Yo negué con la cabeza. ¿Cómo iba a rezar por el alma de mi padre, sabiendo que estaba vivo?
«Volverá», dije.
Los ojos de mi madre se llenaron de lágrimas.
«No volverá», sollozó. «Ahora está en el cielo. Junta las manos, reza tu oración, reza un Padrenuestro por el alma de tu padre».
Como no quería afligirla aún más con mi desobediencia, recé, pero no por el alma de mi padre, pues estaba segura de que seguía con vida. A través de la ventana vi un cortejo fúnebre que avanzaba por el camino, colina abajo. En un carro llevaban el ataúd, el cochero le dio en ese momento con la fusta al caballo. Sólo un anciano acompañaba al muerto, un sacerdote.
Probablemente sería un viejo vagabundo a quien llevaban a enterrar de ese modo. Y por el alma de ese pobre hombre recé un Padrenuestro y rogué a Dios que lo acogiera en su seno.

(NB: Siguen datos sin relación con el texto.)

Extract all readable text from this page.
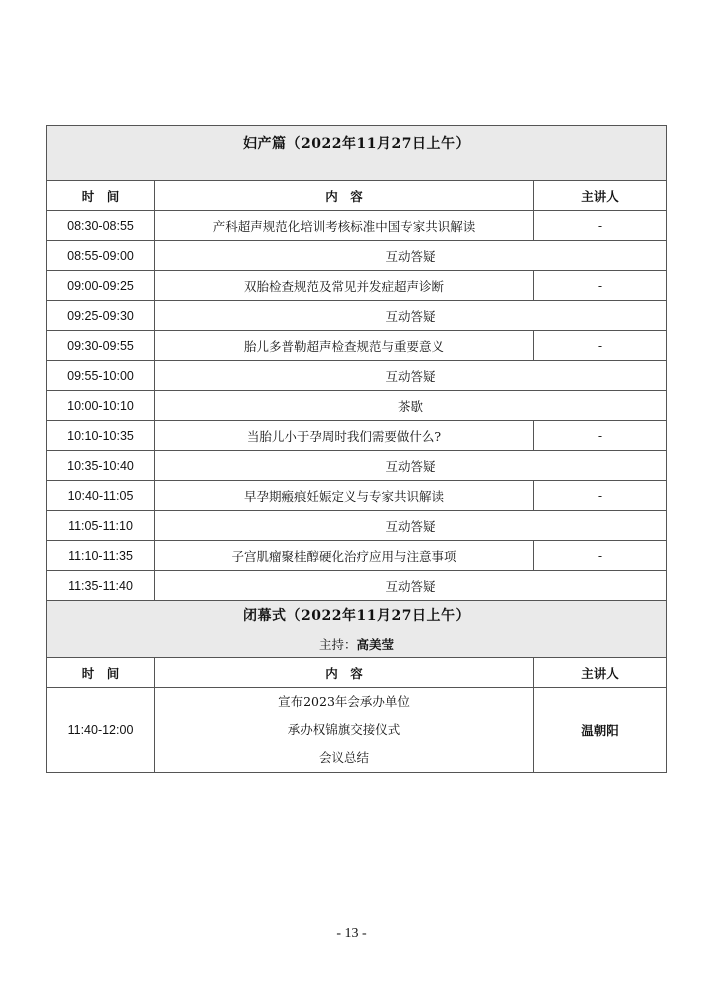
妇产篇（2022年11月27日上午）		

时　间	内　容	主讲人
08:30-08:55	产科超声规范化培训考核标准中国专家共识解读	-
08:55-09:00	互动答疑	
09:00-09:25	双胎检查规范及常见并发症超声诊断	-
09:25-09:30	互动答疑	
09:30-09:55	胎儿多普勒超声检查规范与重要意义	-
09:55-10:00	互动答疑	
10:00-10:10	茶歇	
10:10-10:35	当胎儿小于孕周时我们需要做什么?	-
10:35-10:40	互动答疑	
10:40-11:05	早孕期瘢痕妊娠定义与专家共识解读	-
11:05-11:10	互动答疑	
11:10-11:35	子宫肌瘤聚桂醇硬化治疗应用与注意事项	-
11:35-11:40	互动答疑	

闭幕式（2022年11月27日上午）
主持：高美莹		

时　间	内　容	主讲人
11:40-12:00	宣布2023年会承办单位
承办权锦旗交接仪式
会议总结	温朝阳
- 13 -
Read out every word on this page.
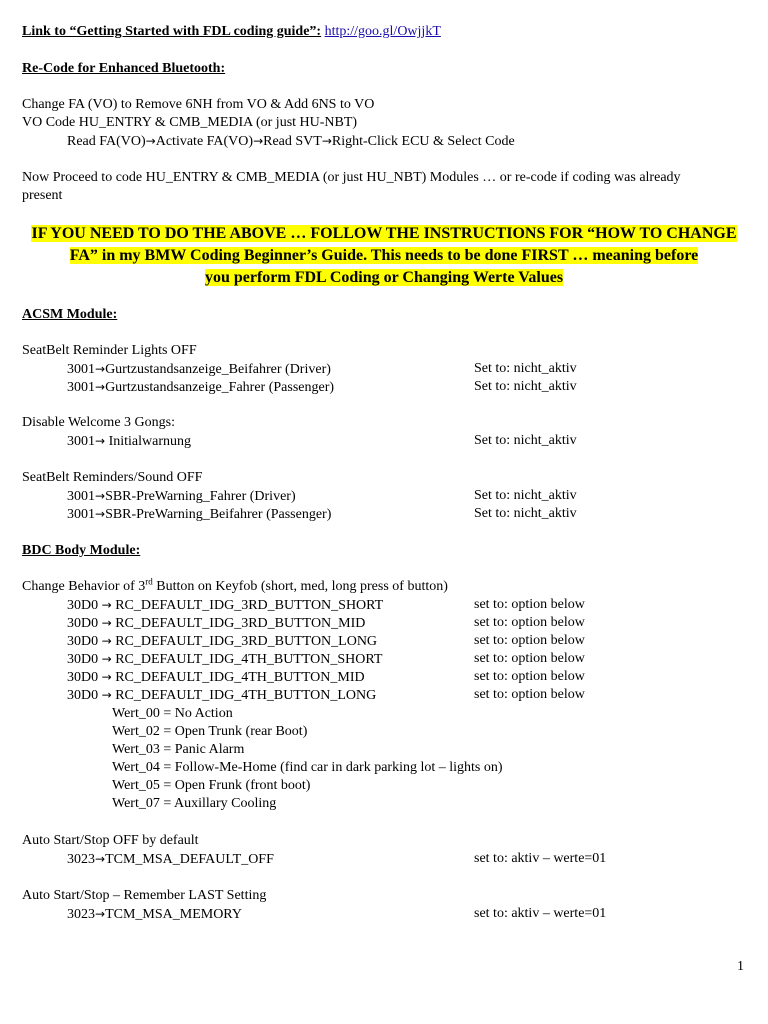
Link to “Getting Started with FDL coding guide”: http://goo.gl/OwjjkT
Re-Code for Enhanced Bluetooth:
Change FA (VO) to Remove 6NH from VO & Add 6NS to VO
VO Code HU_ENTRY & CMB_MEDIA (or just HU-NBT)
Read FA(VO)→Activate FA(VO)→Read SVT→Right-Click ECU & Select Code
Now Proceed to code HU_ENTRY & CMB_MEDIA (or just HU_NBT) Modules … or re-code if coding was already
present
IF YOU NEED TO DO THE ABOVE … FOLLOW THE INSTRUCTIONS FOR “HOW TO CHANGE
FA” in my BMW Coding Beginner’s Guide. This needs to be done FIRST … meaning before
you perform FDL Coding or Changing Werte Values
ACSM Module:
SeatBelt Reminder Lights OFF
3001→Gurtzustandsanzeige_Beifahrer (Driver)	Set to: nicht_aktiv
3001→Gurtzustandsanzeige_Fahrer (Passenger)	Set to: nicht_aktiv
Disable Welcome 3 Gongs:
3001→ Initialwarnung	Set to: nicht_aktiv
SeatBelt Reminders/Sound OFF
3001→SBR-PreWarning_Fahrer (Driver)	Set to: nicht_aktiv
3001→SBR-PreWarning_Beifahrer (Passenger)	Set to: nicht_aktiv
BDC Body Module:
Change Behavior of 3rd Button on Keyfob (short, med, long press of button)
30D0 → RC_DEFAULT_IDG_3RD_BUTTON_SHORT	set to: option below
30D0 → RC_DEFAULT_IDG_3RD_BUTTON_MID	set to: option below
30D0 → RC_DEFAULT_IDG_3RD_BUTTON_LONG	set to: option below
30D0 → RC_DEFAULT_IDG_4TH_BUTTON_SHORT	set to: option below
30D0 → RC_DEFAULT_IDG_4TH_BUTTON_MID	set to: option below
30D0 → RC_DEFAULT_IDG_4TH_BUTTON_LONG	set to: option below
Wert_00 = No Action
Wert_02 = Open Trunk (rear Boot)
Wert_03 = Panic Alarm
Wert_04 = Follow-Me-Home (find car in dark parking lot – lights on)
Wert_05 = Open Frunk (front boot)
Wert_07 = Auxillary Cooling
Auto Start/Stop OFF by default
3023→TCM_MSA_DEFAULT_OFF	set to: aktiv – werte=01
Auto Start/Stop – Remember LAST Setting
3023→TCM_MSA_MEMORY	set to: aktiv – werte=01
1
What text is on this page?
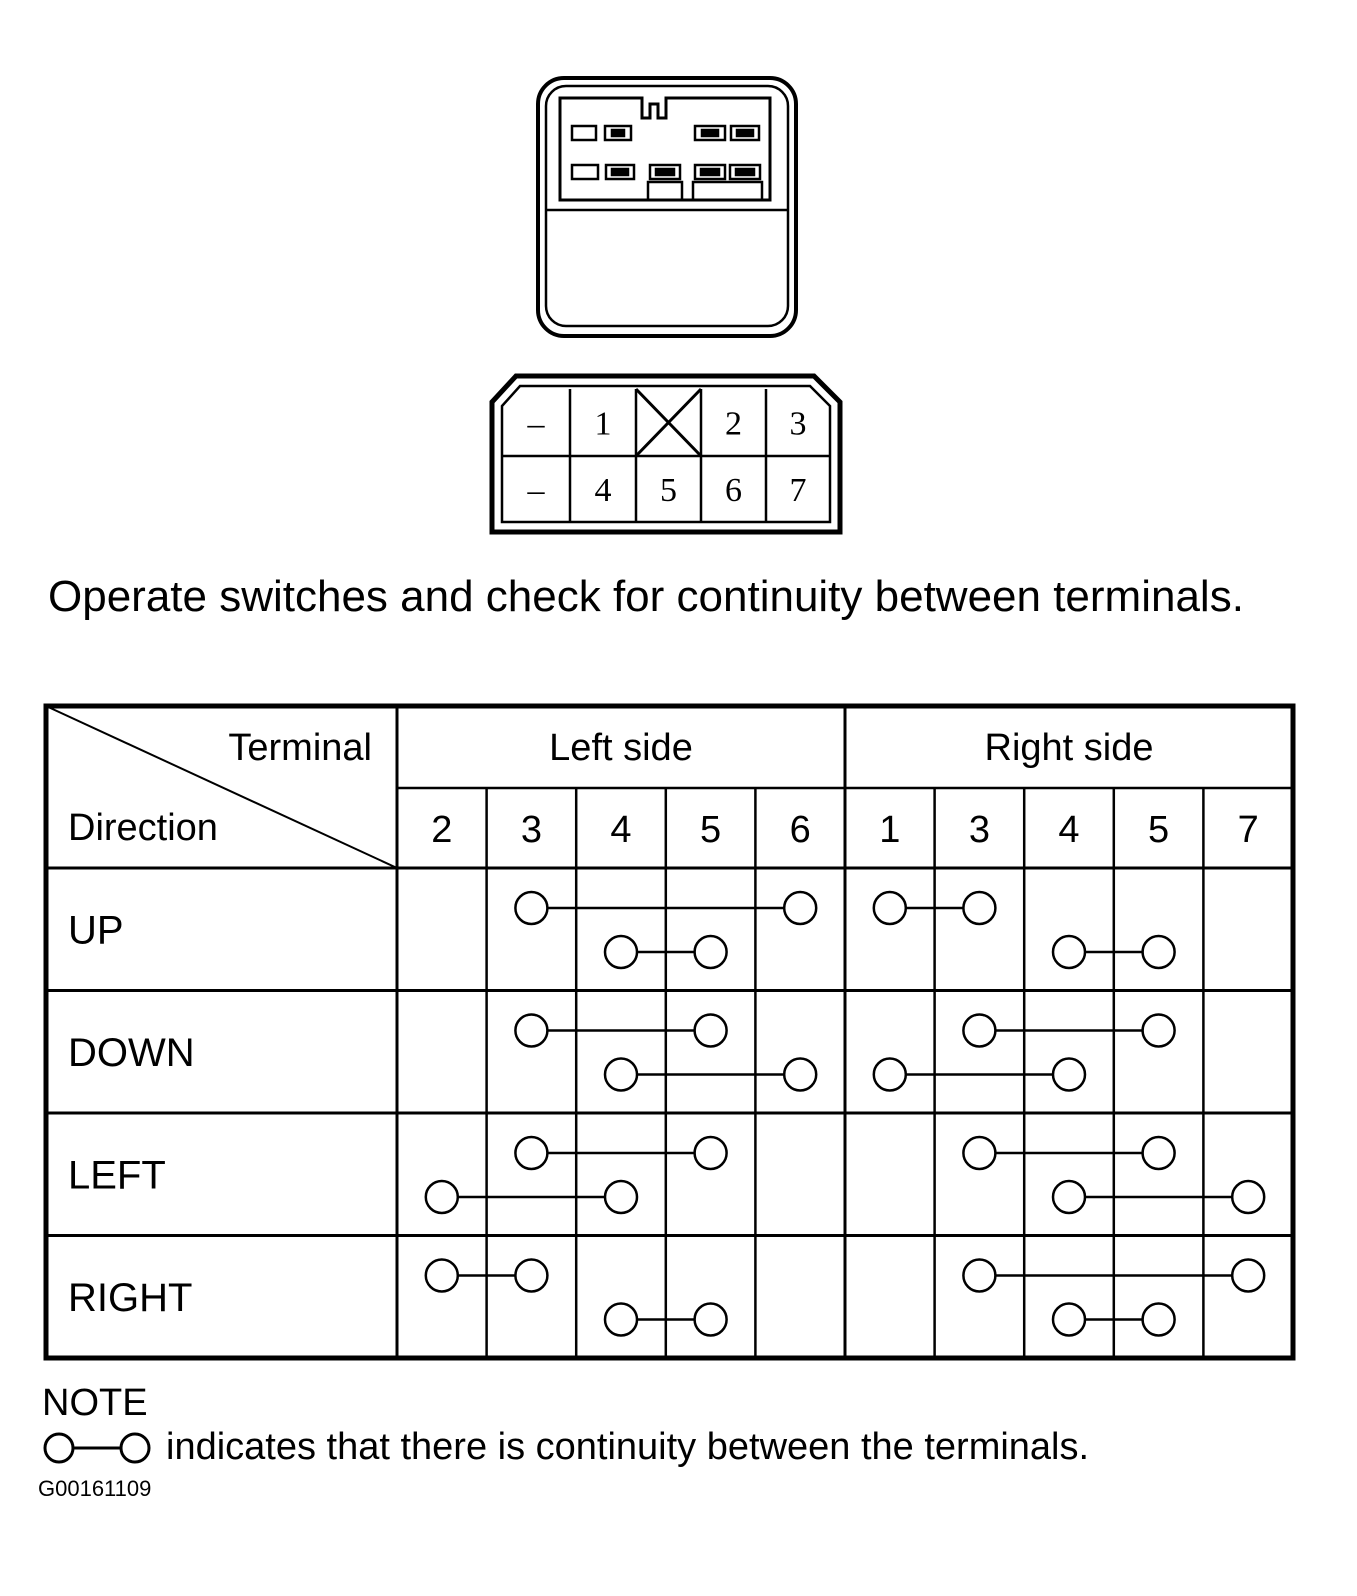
– 1	2 3
– 4 5 6 7
Operate switches and check for continuity between terminals.
Terminal
Direction
Left side
2 3 4 5 6
Right side
1 3 4 5 7
UP
DOWN
LEFT
RIGHT
NOTE
indicates that there is continuity between the terminals.
G00161109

«Pero mi padre, el “caballero sueco”», y así concluye Maria Christine von Blohme, «no regresó jamás; nunca más volví a despertarme al oír sus golpecitos en la ventana. Y, sin embargo, ¿cómo era posible que estuviera luchando en las filas del ejército sueco, y cayera, y que en ese tiempo lo viera tantas veces en nuestro jardín hablando conmigo, si no murió, por qué no volvió nunca a tocar en mi ventana? Para mí, esto ha sido y será siempre un extraño, triste e insondable misterio».
A continuación relataré la historia del «caballero sueco».
Es la historia de dos hombres que se conocieron un terrible día de invierno del año 1701 en un granero e hicieron un pacto de amistad, reemprendiendo luego juntos el viaje por la carretera que lleva de Oppeln a Polonia entre los nevados prados de Silesia.